“Tending Miss Emily”: A caregiver’s denial
Published 5:56 pm Saturday, August 23, 2014
by Emily Albera, former caregiver
Sometimes we are ashamed of how we feel; nevertheless, those feelings still exist: When Mother first exhibited memory problems, I was in denial, disbelief. This is how I felt:
How can my mother be so STUPID??!! Here’s a woman who has been a banker, supported herself and her two children, my sister and me, and put us both through college. I don’t care if she is 82 years old. My mom can’t possibly have forgotten to pay the electric bill on the farm. Now the farmers are concerned because the electricity is off, and they can’t cure the tobacco without electricity. There must be a mistake — being an accountant and a reasonable businesswoman, Mother always pays her bills — well ahead of the due date.
How can my mother be so MEAN?! “Miss Emily,” as people fondly call her, has been so pleasant most of her life. Now she’s accusing my husband Jim of stealing her hoe and shovel — she saw him do it. But, worse, she’s accusing my cousin Steve, her nephew, of stealing the white metal furniture off the front porch that hasn’t been there for 40 years. Jim and I, somewhat embarrassed, feel forced, for Mom’s peace of mind, to ask Steve diplomatically if Mom may search his barn. He readily agrees, but after hours of searching, she still isn’t satisfied. While climbing into the car, fortunately out of Steve’s hearing range, she exclaims, “He’s taken it [the furniture] somewhere else! I know he’s got it somewhere!” There is no convincing her otherwise. Something is TERRIBLY wrong with my mother.

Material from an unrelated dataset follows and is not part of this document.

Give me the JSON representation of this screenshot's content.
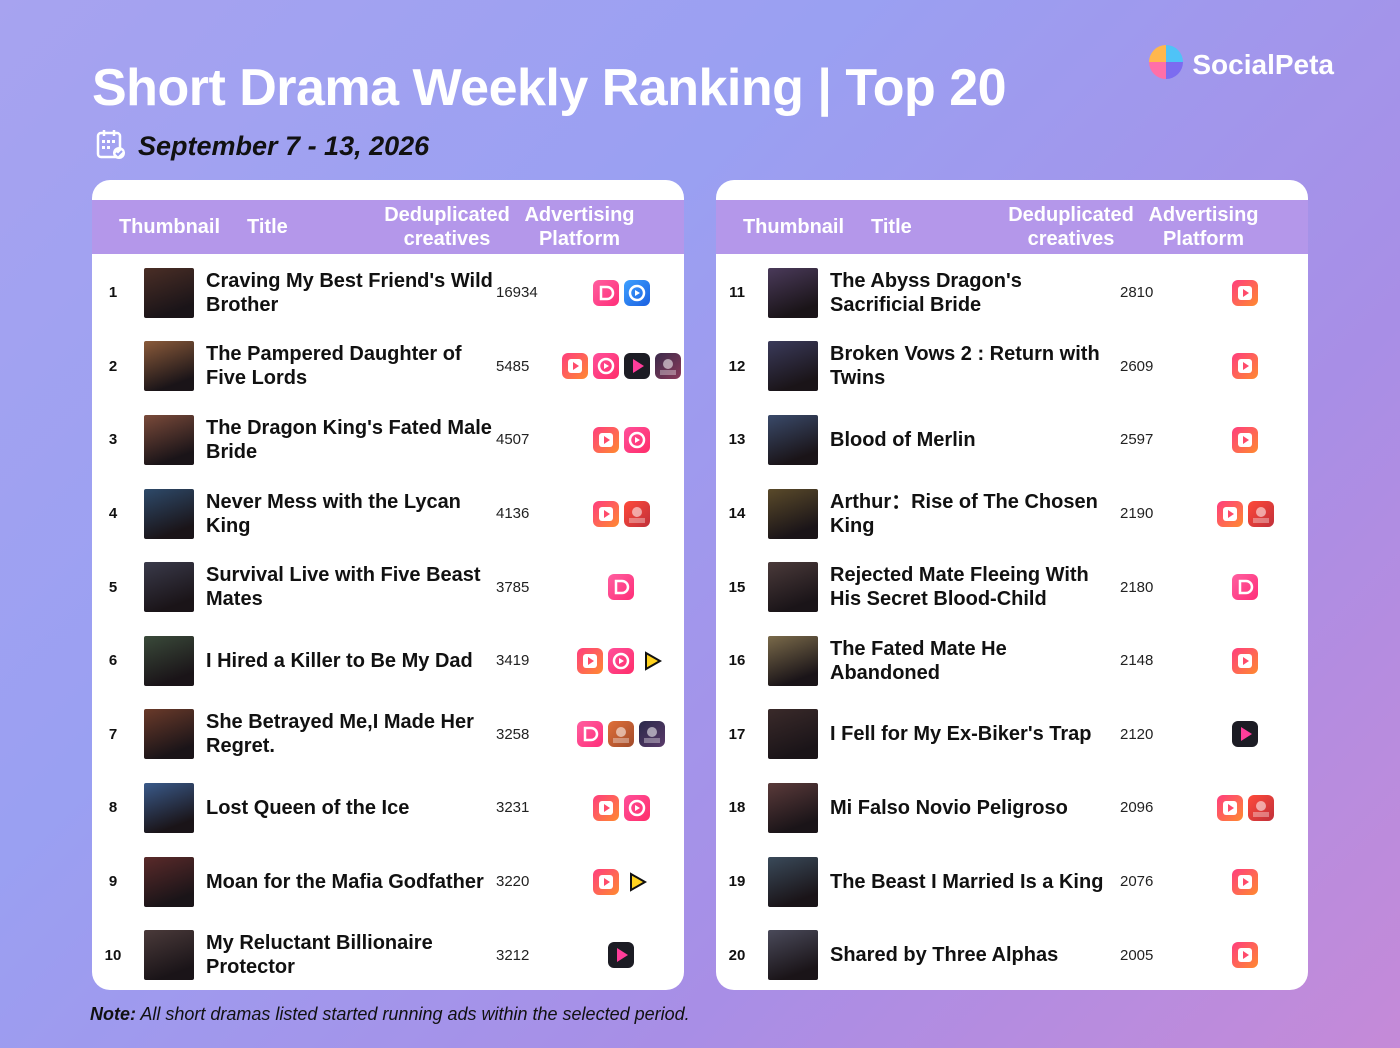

Those were my feelings almost 30 years ago after just two events indicating that my mother was not herself. There were other signs — other bills not being paid, her driving down one-way streets the wrong way, not knowing immediate family. However, I was “in denial” almost three years. I didn’t want anything to be wrong with her — she was too important to me. Besides, she was supposed to take care of me, not vice versa. In other words, I was losing my mother.
Eventually, Mother’s primary physician sent us to a neurologist in Greenville who asked Mother many general questions, such as “What is the current year?” and “Who is our President?” She didn’t know most of the answers. After many tests, the doctor concluded that my mother had Alzheimer’s disease.
Twenty-seven years ago was before Ronald Reagan’s condition became well known; therefore, many people, including myself, knew little about this disease. I had to educate myself. At the neurologist’s suggestion, I read “The 36-Hour Day.” The book was depressing, but informative. Chapter by chapter I learned about the downward spiral from adult to infant that these victims suffer. I learned that the twelfth time they repeat themselves is the first time to them. I learned to blame the change in her behavior on the disease, NOT my mother. My mother was given four years to live; she lived 18 years with the disease. As a sole caregiver, I had a lot to learn.